Ben hovered in the background, grunting and laughing in his chair.

And so, in the cold of a December morning, Rowena at the wheel, they drove to Plymouth. The wind was whistling through the platform.

'Write a lot,' she said, gazing down the tracks to the west.

'You too,' he said. He could not continue: the partings grew worse as the years passed.

He put his arms around his son, tried to meet the eager smile. He felt Ro's hand on his sleeve. He turned from her and boarded the train, fumbling about with his baggage in the carriage until the jolt of departure. He could not speak, but he went into the corridor to wave at the diminishing figures on the platform. Ro was fluttering her scarf. Ben sat in his chair, holding her hand. His head was jerking from side to side, as each carriage clattered past.

4

Bermuda, 6 December.

Three days later Captain Trevellion landed on schedule at Bermuda. Waiting in the Customs lounge was a short, sturdy officer in blues:

'Lieutenant Lochead, sir,' he said, saluting. ' The compliments of the first lieutenant, welcome to Bermuda. The Land-Rover's outside,' and he led the way into the bright sunlight.

'Thank you. Where's Icarus?' 'She's in Malabar. The dockyard's closed down, but there's berthing room for STANAVFORLANT: it's pleasant there, away from the big ships.' Lochead smiled hesitantly as he held open the vehicle door. He looked flabby and pale, so presumably had not been out here long. His shoes needed cleaning and his ' sirs' were a bit sparse. The driver, a Leading Radio Operator, wearing the Icarus cap ribbon, was saluting by the side of the Land-Rover. He climbed into the driver's seat.

'What's your name?' Captain Trevellion asked.

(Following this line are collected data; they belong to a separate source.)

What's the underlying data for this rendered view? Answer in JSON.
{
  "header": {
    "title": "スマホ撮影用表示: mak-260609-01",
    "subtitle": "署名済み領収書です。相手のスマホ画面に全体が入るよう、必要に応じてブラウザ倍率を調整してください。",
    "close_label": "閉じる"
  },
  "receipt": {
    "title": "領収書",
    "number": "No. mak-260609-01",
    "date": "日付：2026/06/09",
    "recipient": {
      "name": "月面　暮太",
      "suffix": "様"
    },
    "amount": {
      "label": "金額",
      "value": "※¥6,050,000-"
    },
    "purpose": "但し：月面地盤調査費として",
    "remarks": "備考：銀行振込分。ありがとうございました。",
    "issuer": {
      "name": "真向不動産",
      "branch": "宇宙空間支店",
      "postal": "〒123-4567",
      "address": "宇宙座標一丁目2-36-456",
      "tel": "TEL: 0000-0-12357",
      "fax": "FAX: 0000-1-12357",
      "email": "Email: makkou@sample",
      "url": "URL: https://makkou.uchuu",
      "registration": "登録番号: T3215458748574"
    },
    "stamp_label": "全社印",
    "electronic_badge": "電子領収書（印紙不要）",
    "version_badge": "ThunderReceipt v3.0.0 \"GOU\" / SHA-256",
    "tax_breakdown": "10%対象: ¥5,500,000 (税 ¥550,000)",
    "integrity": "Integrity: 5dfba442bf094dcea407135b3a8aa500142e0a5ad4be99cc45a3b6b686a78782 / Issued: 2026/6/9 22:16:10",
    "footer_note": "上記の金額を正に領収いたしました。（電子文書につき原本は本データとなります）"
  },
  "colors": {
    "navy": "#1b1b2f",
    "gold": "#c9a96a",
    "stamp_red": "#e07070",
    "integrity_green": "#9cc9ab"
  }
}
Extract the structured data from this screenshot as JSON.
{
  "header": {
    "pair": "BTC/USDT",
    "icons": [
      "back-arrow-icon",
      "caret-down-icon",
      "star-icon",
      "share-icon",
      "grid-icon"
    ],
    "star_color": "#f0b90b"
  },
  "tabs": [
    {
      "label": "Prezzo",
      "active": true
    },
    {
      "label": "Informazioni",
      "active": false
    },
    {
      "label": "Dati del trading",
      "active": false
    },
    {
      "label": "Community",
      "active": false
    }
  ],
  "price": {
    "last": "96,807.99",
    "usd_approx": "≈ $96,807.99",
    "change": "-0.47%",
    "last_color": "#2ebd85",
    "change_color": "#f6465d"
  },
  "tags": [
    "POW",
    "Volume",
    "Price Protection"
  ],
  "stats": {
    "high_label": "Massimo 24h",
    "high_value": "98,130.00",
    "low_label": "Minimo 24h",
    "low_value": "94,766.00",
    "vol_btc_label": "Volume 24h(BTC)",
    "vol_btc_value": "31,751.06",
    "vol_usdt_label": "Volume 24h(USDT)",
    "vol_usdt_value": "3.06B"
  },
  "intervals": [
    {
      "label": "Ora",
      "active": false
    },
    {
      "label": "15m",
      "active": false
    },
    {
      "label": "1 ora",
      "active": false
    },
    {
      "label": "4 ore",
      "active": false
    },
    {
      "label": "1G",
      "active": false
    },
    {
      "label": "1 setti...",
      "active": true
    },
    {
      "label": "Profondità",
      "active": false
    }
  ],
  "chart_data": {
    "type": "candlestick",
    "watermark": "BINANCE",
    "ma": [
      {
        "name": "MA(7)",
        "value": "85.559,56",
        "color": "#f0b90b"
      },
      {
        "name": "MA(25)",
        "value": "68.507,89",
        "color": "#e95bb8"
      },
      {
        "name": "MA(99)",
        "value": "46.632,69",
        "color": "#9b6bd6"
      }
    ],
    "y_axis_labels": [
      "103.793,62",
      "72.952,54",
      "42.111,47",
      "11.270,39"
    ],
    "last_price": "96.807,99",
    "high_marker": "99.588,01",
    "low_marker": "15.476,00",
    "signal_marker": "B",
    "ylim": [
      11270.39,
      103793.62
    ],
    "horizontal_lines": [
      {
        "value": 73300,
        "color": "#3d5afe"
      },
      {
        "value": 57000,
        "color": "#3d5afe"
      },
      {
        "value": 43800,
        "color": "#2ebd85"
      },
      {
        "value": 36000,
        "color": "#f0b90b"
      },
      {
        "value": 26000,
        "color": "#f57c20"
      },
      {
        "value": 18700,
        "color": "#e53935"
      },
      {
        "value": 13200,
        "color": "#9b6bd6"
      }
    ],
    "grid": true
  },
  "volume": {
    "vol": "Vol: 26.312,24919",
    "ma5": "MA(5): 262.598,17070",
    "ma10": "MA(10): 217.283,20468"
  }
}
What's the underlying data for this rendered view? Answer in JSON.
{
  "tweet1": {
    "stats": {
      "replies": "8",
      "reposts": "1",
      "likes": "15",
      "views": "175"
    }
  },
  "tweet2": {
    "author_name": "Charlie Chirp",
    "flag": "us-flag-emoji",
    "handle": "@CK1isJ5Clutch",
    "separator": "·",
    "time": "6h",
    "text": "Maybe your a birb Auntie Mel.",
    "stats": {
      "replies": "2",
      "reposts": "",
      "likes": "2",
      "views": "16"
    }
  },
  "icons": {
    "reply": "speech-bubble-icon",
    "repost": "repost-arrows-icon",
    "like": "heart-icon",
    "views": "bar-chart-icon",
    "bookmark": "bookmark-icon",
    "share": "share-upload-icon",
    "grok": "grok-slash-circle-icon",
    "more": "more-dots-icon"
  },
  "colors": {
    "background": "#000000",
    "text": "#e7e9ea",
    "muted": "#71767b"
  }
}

'Leading Radio Operator Osgood, sir. Thursday is the duty day for the Land-Rover, sir.'

'How does an L/RO get the job?'

'Volunteered, sir — gets me out of the office.'

Trevellion sat in the front with the driver. The Land-Rover bumped along the narrow road leading to the north-eastern tip of Ireland Island where the dockyard lay, the ex-stone frigate, HMS Malabar, with its ghosts of the pre-war American and West Indies Squadron.

Captain Trevellion watched the turquoise blue of the Hamilton approaches sliding behind the pink oleander hedges. The glare of the white, low-pitched roofs dazzled him hi the sunlight; hibiscus rambled in profusion across gateways and walls, while bougainvillaea draped its purple togas over every available space. Ignoring all speed limits the Land-Rover thrashed onwards, shaving the walls of the poorer cottages which bounded the narrow road.

'Somerset Bridge,' Lochead was shouting above the din of the engine.' The road narrows here, sir — and that's the old American base which Glorious is using.'

Between the gaps in the hedges, Trevellion glimpsed the aircraft carrier swinging to her anchor in the sheltered waters of the coral bay. It was good to see her, the white ensign fluttering proudly from the round-down of her flight deck. She and Furious were the last of Britain's carriers, two ancient hulls filling the gap while the navy waited for the through-deck carriers being built so agonizingly slowly. But these splendid old ships, serving in their stop-gap role as combined commando and anti-submarine aircraft carriers, were playing a vital part at the moment, not the least being a continuation of carrier expertise which had been learnt at such cost over the past fifty years.

Submarine hunting was their primary role now, for which Glorious bore a full squadron of Sea King helicopters — and Trevellion felt a twinge of pride: his raison d'etre as captain of HMS Icarus, was to become part of STANAVFORLANT (Standing Naval Force, Atlantic), the team whose function was to track Russian submarines in peacetime, hunt them during periods of tension, and destroy them in wartime — and those Sea Kings which he could glimpse ranged on Glorious's flight deck were the cutting edge of the weapon which the Royal Navy wielded in exercising seapower through NATO.